Concept | Window recipe¶
In this lesson, let’s look at a powerful function for data enrichment, Windows. This lesson will cover:
A conceptual overview of the Window recipe.
A practical demo of its advanced use in Dataiku on credit card transactions data.
If you are already familiar with the concept of Windows, you can skip to the practical demo or move on to the tutorial.
Before talking about the Window recipe, let’s look at a related recipe, Group By.
A Group by recipe has two important components: the Group Key and the Aggregations.
Let’s first take a customer orders dataset. Then, we choose a group key, in this case, Customer. And then choose to compute some aggregation, in this case the average amount of each order.
Notice the dimensionality of our dataset has changed. We have just one row per grouping key, rather than one row per order.
You may want to make these same grouped calculations on a dataset, while keeping the structure of the dataset the same. This is where we can use a window function.
A window function can perform this same grouped calculation, and append the values as a new column to the original dataset. This can help us make easy grouped comparisons or generate meaningful features for a machine learning model.
We can use a window to make calculations like:
Rank - is this a customer’s first order? second? third?
Lag - perhaps the quantity of each customer’s previous order.
A moving average can capture a customer’s average order quantity over the previous three days.
A window function has two important components: the window definition and the aggregations.
These are similar to the components of a group by, with a few additions.
Let’s start with the window definition:
First, we choose the partition, or column to group by–in this case, the Customer.
Then, we order the rows within each partition by another column–in this case, by date, in descending order.
We can optionally define a window frame based on the ordering column, in this case, the date. This can limit our aggregation calculation to just a subset of rows within each partition.
Now let’s look at the second component of a Window, the aggregations.
For each customer partition, ordered by date, and bounded by a window frame, what do you want to calculate?
Here, we chose to calculate the average amount–where the window definition was partition by customer, order by date, and no window frame. Remember, constricting the window frame is optional.
If we wanted to set a window frame which looks back at just the 3 previous months, and does not look at orders made in the future, our average amount calculation would look like this.
Let’s take a close look at why setting this window frame changes our column values.

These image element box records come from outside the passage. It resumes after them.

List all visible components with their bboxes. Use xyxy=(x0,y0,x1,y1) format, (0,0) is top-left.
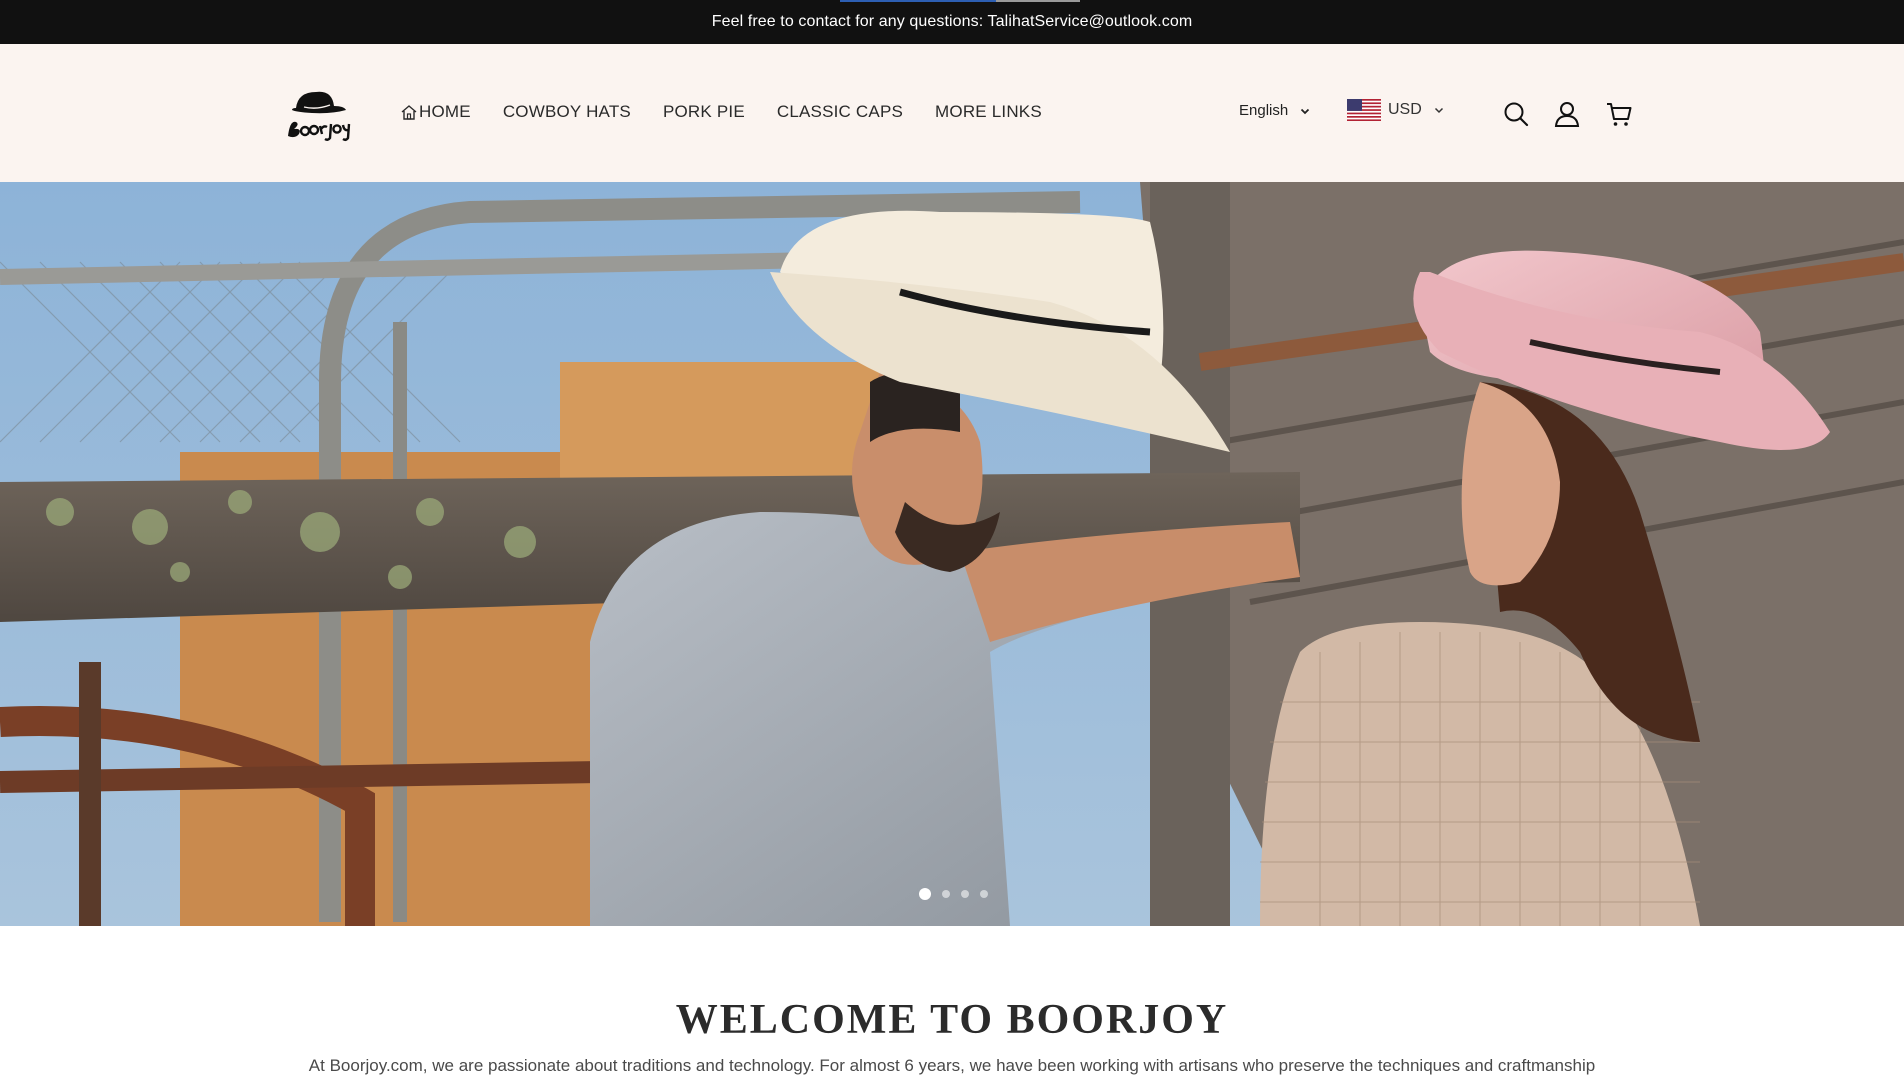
nav-more-links-label: MORE LINKS xyxy=(935,102,1042,121)
nav-home-label: HOME xyxy=(419,102,471,121)
language-selector[interactable]: English xyxy=(1239,102,1310,119)
carousel-dots xyxy=(919,888,999,900)
announcement-text: Feel free to contact for any questions: … xyxy=(711,13,1193,30)
home-icon xyxy=(401,105,417,120)
language-label: English xyxy=(1239,102,1289,119)
nav-more-links[interactable]: MORE LINKS xyxy=(935,102,1042,122)
us-flag-icon xyxy=(1347,99,1381,121)
hero-banner[interactable] xyxy=(0,182,1904,926)
chevron-down-icon xyxy=(1301,108,1310,114)
announcement-progress xyxy=(840,0,1080,2)
welcome-title: WELCOME TO BOORJOY xyxy=(675,997,1229,1043)
account-button[interactable] xyxy=(1553,100,1581,128)
hero-image xyxy=(0,182,1904,926)
nav-pork-pie[interactable]: PORK PIE xyxy=(663,102,745,122)
welcome-text: At Boorjoy.com, we are passionate about … xyxy=(308,1056,1596,1075)
nav-pork-pie-label: PORK PIE xyxy=(662,102,745,121)
cart-button[interactable] xyxy=(1605,100,1633,128)
carousel-dot-4[interactable] xyxy=(980,890,988,898)
carousel-dot-1[interactable] xyxy=(919,888,931,900)
chevron-down-icon xyxy=(1434,107,1443,114)
nav-cowboy-hats-label: COWBOY HATS xyxy=(502,102,631,121)
announcement-progress-fill xyxy=(840,0,996,2)
nav-cowboy-hats[interactable]: COWBOY HATS xyxy=(503,102,631,122)
cart-icon xyxy=(1607,103,1632,126)
site-logo[interactable] xyxy=(282,86,354,142)
nav-home[interactable]: HOME xyxy=(400,102,471,122)
site-header: HOME COWBOY HATS PORK PIE CLASSIC CAPS M… xyxy=(0,44,1904,182)
currency-label: USD xyxy=(1388,101,1422,118)
announcement-bar: Feel free to contact for any questions: … xyxy=(0,0,1904,44)
search-button[interactable] xyxy=(1502,100,1530,128)
logo-hat-icon xyxy=(288,91,351,141)
nav-classic-caps[interactable]: CLASSIC CAPS xyxy=(777,102,903,122)
search-icon xyxy=(1504,102,1529,127)
account-icon xyxy=(1554,102,1580,127)
nav-classic-caps-label: CLASSIC CAPS xyxy=(776,102,904,121)
currency-selector[interactable]: USD xyxy=(1347,99,1444,121)
carousel-dot-3[interactable] xyxy=(961,890,969,898)
carousel-dot-2[interactable] xyxy=(942,890,950,898)
main-nav: HOME COWBOY HATS PORK PIE CLASSIC CAPS M… xyxy=(400,102,1074,122)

We are partitioning our dataset by customer, ordering by date, setting a window frame of the previous 3 months till the current row’s date, and then computing an average amount over this window definition.

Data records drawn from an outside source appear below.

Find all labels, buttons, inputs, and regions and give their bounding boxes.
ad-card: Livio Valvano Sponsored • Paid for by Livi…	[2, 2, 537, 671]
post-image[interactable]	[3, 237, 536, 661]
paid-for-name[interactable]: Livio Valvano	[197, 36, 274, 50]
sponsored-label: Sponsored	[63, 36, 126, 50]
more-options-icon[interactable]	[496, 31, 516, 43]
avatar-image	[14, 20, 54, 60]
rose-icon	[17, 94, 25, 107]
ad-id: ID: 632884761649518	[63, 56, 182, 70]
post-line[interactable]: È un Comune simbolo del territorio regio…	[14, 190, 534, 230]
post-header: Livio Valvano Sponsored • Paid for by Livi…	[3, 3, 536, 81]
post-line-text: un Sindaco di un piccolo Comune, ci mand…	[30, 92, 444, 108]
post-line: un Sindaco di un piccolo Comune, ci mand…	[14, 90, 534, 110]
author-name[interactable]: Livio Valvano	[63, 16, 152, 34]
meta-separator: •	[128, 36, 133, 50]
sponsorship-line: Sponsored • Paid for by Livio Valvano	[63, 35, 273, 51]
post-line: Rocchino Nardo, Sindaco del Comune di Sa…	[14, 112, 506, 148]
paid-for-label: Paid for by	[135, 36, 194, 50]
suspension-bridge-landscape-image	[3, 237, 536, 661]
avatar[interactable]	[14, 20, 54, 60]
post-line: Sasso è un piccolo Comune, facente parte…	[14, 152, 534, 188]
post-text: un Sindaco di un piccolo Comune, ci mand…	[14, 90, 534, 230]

Same as before, we partition by customer, and order our rows within each partition by date.
Then we compute our average amount aggregation.
For Carol’s first purchase, she has no purchase history, so the rolling three-month average is just the current purchase amount, 3. For her second purchase, we can average the amounts from the current purchase and the previous purchase, as that one happened within the last three months. For her third purchase, we can average the amounts from all three of her purchases which all happened within the last three months.
Then with Alice’s first purchase, we restart our average calculation, just considering the current purchase amount. For Alice’s second purchase, we again restart our average calculation. Her first purchase happened more than 3 months ago, so we exclude it from the aggregation calculation.
Bob only has one purchase, so his rolling 3 month average amount is just 4.
Now let’s take a closer look at how Windows work in Dataiku with some more realistic data.
We start with a dataset of credit card transactions. Notice that we have a timestamp for each transaction, a transaction ID, a purchase amount, a merchant, and a merchant subsector, among other information.
Here, we want to look at the average and the sum of purchase amounts for a given merchant subsector, as well as for each individual merchant. But imagine we want these aggregations to include only today and the previous 3 days.
At the same time, we want to keep each transaction in a separate row so that we can compare the individual purchase amount to the average for this merchant and this subsector.
This is a type of problem that the Window recipe is great for: keeping the structure of the data the same while getting some additional information by looking at similar rows.
Defining the window¶
On the Window definition step, let’s turn on Partitioning and choose merchant_subsector, because we want to find the sum and average amount of transactions made to each merchant. Additionally, we also want to look at the sum and average purchase amount for each merchant ID in each subsector, so we can add a second partitioning column – merchant_id.
Then let’s order our rows within each partition by purchase_date in ascending order.
The third option–“Window Frame”– limits the number of rows your window can look at in each grouping. Let’s turn it on:
We have the option to limit the number of rows taken into account based on a value range from the order column, which in this case is the purchase date.
Let’s select this option and limit the rows to compute aggregations to only reflect the transactions made in the past 3 days, as well as the present day.
The Aggregations step lets you choose the aggregate metrics that our window will output for each grouping.
Here, we will choose the average, and sum of the purchase amount for each transaction, which will be aggregated by merchant and merchant subsector.
Interpret the output¶
After running the recipe, we can see our new columns in the output dataset: purchase_amount_avg and purchase_amount_sum.
We can now filter by merchant ID and subsector to see the average and sum of purchases for this grouping within the defined window frame of the past three days.